③ Verification of results: Verification of sequencing results, such as cross-validation by multiple methods or comparison using known standards.

5. Interpretation of results:

① Modification recognition: Pay attention to the identification of modified amino acids in proteins, such as phosphorylation, acetylation, etc., which may affect the sequencing results.

② Sequence coverage: Ensure that the sequencing results cover important regions of the protein, especially for large proteins or multi-subunit proteins.

 

Application of Protein Sequencing

Protein sequencing is very important in biomedical research and many applications. Here are some of the main applications:

1. Basic research

① Protein structure and function research: By determining the amino acid sequence of a protein, its secondary and tertiary structure can be predicted, and then its function can be inferred.

② Gene expression analysis: Protein sequencing can help verify the correspondence between gene expression products, namely proteins, and gene sequences.

③ Study of protein evolution and variation: By comparing protein sequences between different species or different individuals of the same species, it is possible to study the evolutionary relationship and variation of proteins.

2. Medical research

① Disease mechanism research: Many diseases are associated with abnormalities in specific proteins, and protein sequencing can help identify these abnormal proteins, thereby revealing disease mechanisms.

② Drug target discovery: By sequencing disease-related proteins, potential drug targets can be discovered to provide a basis for drug design.

③ Biomarker development: Protein sequencing facilitates the discovery and validation of biomarkers for disease diagnosis, prognostic judgment, and therapeutic efficacy monitoring.

3. Drug development

① Antibody engineering: When developing therapeutic antibodies, it is necessary to know precisely the amino acid sequence of the antibody in order to optimize its affinity and specificity.

② Protein drug design: Protein sequencing is the basis for designing protein-based drugs (such as enzyme replacement therapies, hormones, etc.).

③ Drug mechanism of action research: By sequencing the proteins after drug action, the mechanism of action and potential side effects of drugs can be studied.

With the continuous progress of sequencing technology and the reduction of costs, the application field of protein sequencing will continue to expand, providing more possibilities for scientific research and practical applications.

 

FAQ-Protein Sequencing

Q1: What are the advantages and disadvantages of Edman degradation?

A: Advantages: The sequencing is accurate and the N-terminal amino acid sequence can be determined.

Disadvantages: High sample purity is required, sequencing length is limited, and it is not suitable for modifying amino acids.

Q2: What are the advantages of mass spectrometry in protein sequencing?

A: High throughput, high sensitivity, complete protein and fragment determination, suitable for complex samples.

Q3: How to choose the right protein sequencing method?

A: According to the sample characteristics, sequencing purpose, equipment conditions and other factors selected.
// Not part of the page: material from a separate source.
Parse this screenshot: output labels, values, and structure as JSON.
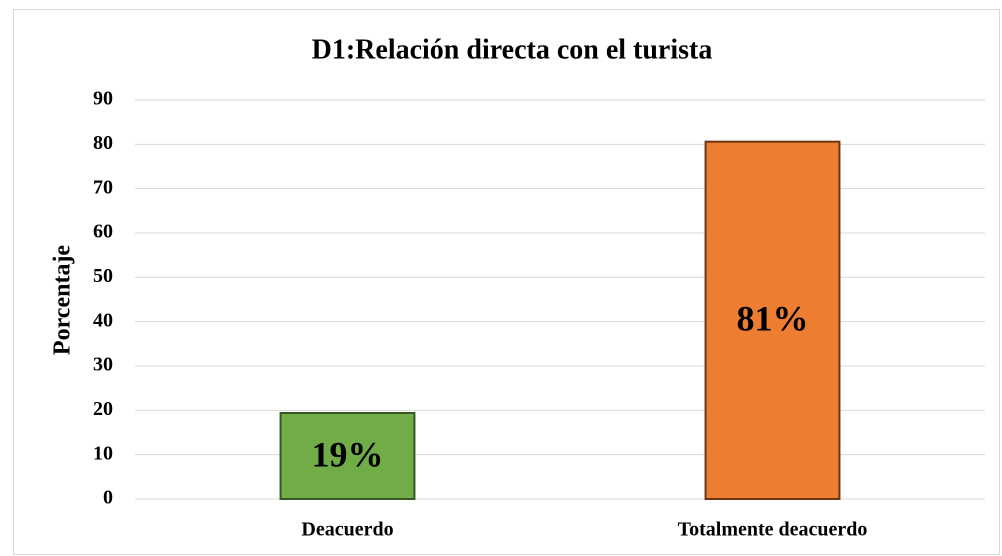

For example, for N-terminal sequencing, the Edman degradation method can be selected; For complex samples or full-length sequencing, mass spectrometry is more suitable.

Q4: How can protein sequencing results be verified?

A: The accuracy of sequencing results can be verified by database search, comparison of known sequences and bioinformatics analysis.

Q5: How to solve the problem of sample contamination in protein sequencing?

A: By optimizing extraction and purification steps, more rigorous sample handling methods such as chromatography techniques are used.

 

References

[1] Lavinder J J , Horton A P , Georgiou G ,et al.Next-generation sequencing and protein mass spectrometry for the comprehensive analysis of human cellular and serum antibody repertoires.[J].Current Opinion in Chemical Biology, 2015, 24:112-120.DOI:10.1016/j.cbpa.2014.11.007.

[2] Elsayed Y Y , Imhof D .Edman Degradation Reveals Unequivocal Analysis of the Disulfide Connectivity in Peptides and Proteins[J].[2025-02-08].

[3] Radauscher E J .Design, Fabrication, and Characterization of Carbon Nanotube Field Emission Devices for Advanced Applications[J].  2016.DOI:10.13140/RG.2.2.16376.85767.